Evolution of Corrosion and Mechanical Properties of As-Cast and Solution-Treated Mg-3Zn-0.3Mn-RE Alloys

To develop novel biodegradable magnesium alloys with suitable corrosion resistance and mechanical properties for orthopedic applications, this study investigated the microstructure, mechanical properties, corrosion behavior and wear resistance of as-cast and near-solidus heat-treated Mg-3Zn-0.3Mn alloys with and without Gd/Nd additions (RE-free, 1Gd, 1Gd1Nd). Rare earth addition refined the grains and transformed the secondary phase from Mg₇Zn₃ to the W-phase (Mg₃RE₂Zn₃). The as-cast 1Gd1Nd alloy showed the finest grains, highest hardness (51.3 HB), best tensile strength (189.38 MPa), lowest corrosion rate (2.80 mm/y) and lowest wear rate (0.614 × 10⁻³ mm³/(N·m)).
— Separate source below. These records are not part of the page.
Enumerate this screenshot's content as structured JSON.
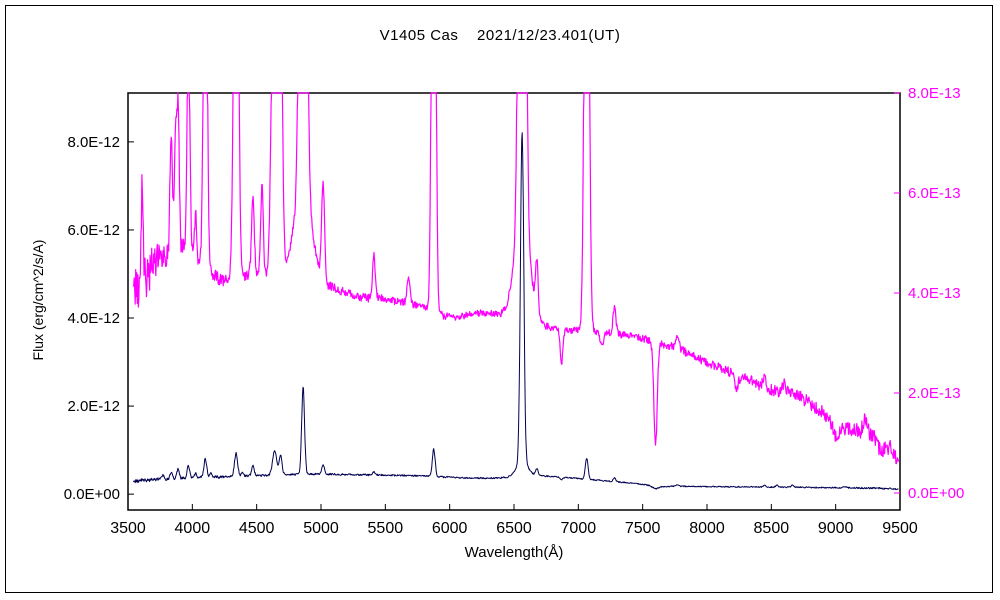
{
  "page": {
    "background": "#ffffff",
    "border_color": "#000000"
  },
  "chart_data": {
    "type": "line",
    "title": "V1405 Cas    2021/12/23.401(UT)",
    "xlabel": "Wavelength(Å)",
    "ylabel": "Flux (erg/cm^2/s/A)",
    "x_range": [
      3500,
      9500
    ],
    "x_ticks": [
      3500,
      4000,
      4500,
      5000,
      5500,
      6000,
      6500,
      7000,
      7500,
      8000,
      8500,
      9000,
      9500
    ],
    "grid": false,
    "legend": "none",
    "left_axis": {
      "color": "#000000",
      "unit_scale": "1e-12",
      "tick_values": [
        0,
        2,
        4,
        6,
        8
      ],
      "tick_labels": [
        "0.0E+00",
        "2.0E-12",
        "4.0E-12",
        "6.0E-12",
        "8.0E-12"
      ],
      "range": [
        -0.36,
        9.11
      ]
    },
    "right_axis": {
      "color": "#ff00ff",
      "unit_scale": "1e-13",
      "tick_values": [
        0,
        2,
        4,
        6,
        8
      ],
      "tick_labels": [
        "0.0E+00",
        "2.0E-13",
        "4.0E-13",
        "6.0E-13",
        "8.0E-13"
      ],
      "range": [
        -0.34,
        8.0
      ]
    },
    "series": [
      {
        "name": "spectrum-dark",
        "color": "#000050",
        "axis": "left",
        "width": 1,
        "x_start": 3540,
        "x_end": 9490,
        "continuum": [
          [
            3540,
            0.3
          ],
          [
            3700,
            0.33
          ],
          [
            3900,
            0.36
          ],
          [
            4100,
            0.38
          ],
          [
            4300,
            0.4
          ],
          [
            4500,
            0.42
          ],
          [
            4700,
            0.44
          ],
          [
            4900,
            0.46
          ],
          [
            5100,
            0.45
          ],
          [
            5300,
            0.44
          ],
          [
            5500,
            0.43
          ],
          [
            5700,
            0.42
          ],
          [
            5900,
            0.4
          ],
          [
            6100,
            0.37
          ],
          [
            6300,
            0.36
          ],
          [
            6500,
            0.38
          ],
          [
            6700,
            0.42
          ],
          [
            6900,
            0.38
          ],
          [
            7100,
            0.33
          ],
          [
            7300,
            0.28
          ],
          [
            7450,
            0.24
          ],
          [
            7550,
            0.2
          ],
          [
            7600,
            0.12
          ],
          [
            7650,
            0.17
          ],
          [
            7750,
            0.18
          ],
          [
            8000,
            0.17
          ],
          [
            8300,
            0.165
          ],
          [
            8600,
            0.16
          ],
          [
            8900,
            0.15
          ],
          [
            9200,
            0.14
          ],
          [
            9400,
            0.13
          ],
          [
            9490,
            0.11
          ]
        ],
        "lines": [
          [
            3770,
            0.1,
            9
          ],
          [
            3835,
            0.15,
            9
          ],
          [
            3889,
            0.22,
            9
          ],
          [
            3970,
            0.28,
            10
          ],
          [
            4026,
            0.1,
            9
          ],
          [
            4101,
            0.42,
            11
          ],
          [
            4144,
            0.08,
            9
          ],
          [
            4340,
            0.52,
            12
          ],
          [
            4388,
            0.08,
            9
          ],
          [
            4471,
            0.22,
            10
          ],
          [
            4640,
            0.55,
            16
          ],
          [
            4686,
            0.45,
            11
          ],
          [
            4861,
            2.0,
            11
          ],
          [
            5016,
            0.2,
            11
          ],
          [
            5411,
            0.08,
            9
          ],
          [
            5876,
            0.62,
            11
          ],
          [
            6563,
            7.5,
            13
          ],
          [
            6563,
            0.35,
            45
          ],
          [
            6678,
            0.15,
            10
          ],
          [
            7065,
            0.48,
            11
          ],
          [
            7281,
            0.08,
            10
          ],
          [
            7772,
            0.04,
            10
          ],
          [
            8446,
            0.04,
            10
          ],
          [
            8545,
            0.04,
            10
          ],
          [
            8665,
            0.04,
            10
          ],
          [
            9069,
            0.03,
            10
          ],
          [
            6870,
            -0.06,
            10
          ]
        ],
        "noise": [
          [
            3540,
            0.05
          ],
          [
            3700,
            0.035
          ],
          [
            4000,
            0.03
          ],
          [
            4500,
            0.025
          ],
          [
            5000,
            0.02
          ],
          [
            6000,
            0.018
          ],
          [
            7000,
            0.015
          ],
          [
            8000,
            0.012
          ],
          [
            9000,
            0.015
          ],
          [
            9490,
            0.02
          ]
        ]
      },
      {
        "name": "spectrum-magenta",
        "color": "#ff00ff",
        "axis": "right",
        "width": 1.2,
        "x_start": 3540,
        "x_end": 9490,
        "continuum": [
          [
            3540,
            4.3
          ],
          [
            3600,
            4.1
          ],
          [
            3650,
            4.4
          ],
          [
            3700,
            4.6
          ],
          [
            3800,
            4.8
          ],
          [
            3900,
            4.9
          ],
          [
            3950,
            4.9
          ],
          [
            4050,
            4.6
          ],
          [
            4150,
            4.35
          ],
          [
            4250,
            4.25
          ],
          [
            4350,
            4.3
          ],
          [
            4450,
            4.35
          ],
          [
            4550,
            4.35
          ],
          [
            4650,
            4.4
          ],
          [
            4750,
            4.45
          ],
          [
            4950,
            4.3
          ],
          [
            5050,
            4.15
          ],
          [
            5150,
            4.05
          ],
          [
            5250,
            3.95
          ],
          [
            5350,
            3.9
          ],
          [
            5450,
            3.9
          ],
          [
            5550,
            3.85
          ],
          [
            5650,
            3.8
          ],
          [
            5750,
            3.75
          ],
          [
            5850,
            3.65
          ],
          [
            5950,
            3.55
          ],
          [
            6050,
            3.5
          ],
          [
            6150,
            3.58
          ],
          [
            6250,
            3.6
          ],
          [
            6350,
            3.58
          ],
          [
            6450,
            3.5
          ],
          [
            6600,
            3.45
          ],
          [
            6700,
            3.35
          ],
          [
            6800,
            3.3
          ],
          [
            6950,
            3.25
          ],
          [
            7100,
            3.25
          ],
          [
            7250,
            3.2
          ],
          [
            7400,
            3.15
          ],
          [
            7550,
            3.05
          ],
          [
            7700,
            2.95
          ],
          [
            7850,
            2.8
          ],
          [
            8000,
            2.6
          ],
          [
            8150,
            2.45
          ],
          [
            8300,
            2.3
          ],
          [
            8450,
            2.1
          ],
          [
            8600,
            2.0
          ],
          [
            8700,
            1.95
          ],
          [
            8800,
            1.8
          ],
          [
            8950,
            1.5
          ],
          [
            9050,
            1.3
          ],
          [
            9150,
            1.25
          ],
          [
            9250,
            1.2
          ],
          [
            9320,
            1.05
          ],
          [
            9400,
            0.95
          ],
          [
            9450,
            0.8
          ],
          [
            9490,
            0.6
          ]
        ],
        "lines": [
          [
            3610,
            1.8,
            8
          ],
          [
            3835,
            2.4,
            9
          ],
          [
            3868,
            2.2,
            9
          ],
          [
            3889,
            2.9,
            9
          ],
          [
            3970,
            4.3,
            11
          ],
          [
            4026,
            0.9,
            9
          ],
          [
            4101,
            10,
            13
          ],
          [
            4340,
            12,
            16
          ],
          [
            4471,
            1.5,
            11
          ],
          [
            4541,
            1.8,
            10
          ],
          [
            4640,
            9,
            20
          ],
          [
            4686,
            7,
            13
          ],
          [
            4861,
            22,
            20
          ],
          [
            4861,
            2,
            60
          ],
          [
            5016,
            1.9,
            12
          ],
          [
            5411,
            0.9,
            10
          ],
          [
            5680,
            0.5,
            12
          ],
          [
            5876,
            15,
            14
          ],
          [
            6563,
            26,
            20
          ],
          [
            6563,
            2,
            60
          ],
          [
            6678,
            1.0,
            10
          ],
          [
            7065,
            15,
            16
          ],
          [
            7281,
            0.5,
            12
          ],
          [
            7772,
            0.3,
            12
          ],
          [
            8446,
            0.25,
            12
          ],
          [
            8600,
            0.2,
            15
          ],
          [
            9229,
            0.3,
            15
          ],
          [
            6870,
            -0.7,
            10
          ],
          [
            7180,
            -0.25,
            15
          ],
          [
            7600,
            -2.05,
            13
          ],
          [
            8230,
            -0.25,
            15
          ],
          [
            9000,
            -0.3,
            20
          ],
          [
            9350,
            -0.2,
            15
          ]
        ],
        "noise": [
          [
            3540,
            0.55
          ],
          [
            3650,
            0.45
          ],
          [
            3750,
            0.3
          ],
          [
            3850,
            0.22
          ],
          [
            4000,
            0.18
          ],
          [
            4200,
            0.13
          ],
          [
            4500,
            0.1
          ],
          [
            5000,
            0.09
          ],
          [
            5500,
            0.08
          ],
          [
            6000,
            0.07
          ],
          [
            7000,
            0.07
          ],
          [
            7500,
            0.08
          ],
          [
            8000,
            0.09
          ],
          [
            8500,
            0.11
          ],
          [
            9000,
            0.14
          ],
          [
            9300,
            0.16
          ],
          [
            9490,
            0.18
          ]
        ]
      }
    ]
  }
}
Near-solidus heat treatment slightly decreased hardness (1–3%) but significantly reduced corrosion rate (e.g., RE-free alloy from 3.61 to 2.78 mm/y) and wear rate. The heat-treated 1Gd1Nd alloy gave the best overall performance: corrosion rate 2.68 mm/y, tensile strength 213.71 MPa and elongation 12.96%. Gd promoted grain refinement and film stability, while Nd stabilized the W-phase, showing a clear combined addition benefit. Notably, the heat-treated RE-free alloy performed similarly to the as-cast 1Gd1Nd alloy, indicating that heat treatment can partially mimic rare earth addition. This work provides a baseline for precursor materials before further processing (e.g., extrusion) toward biodegradable implant applications.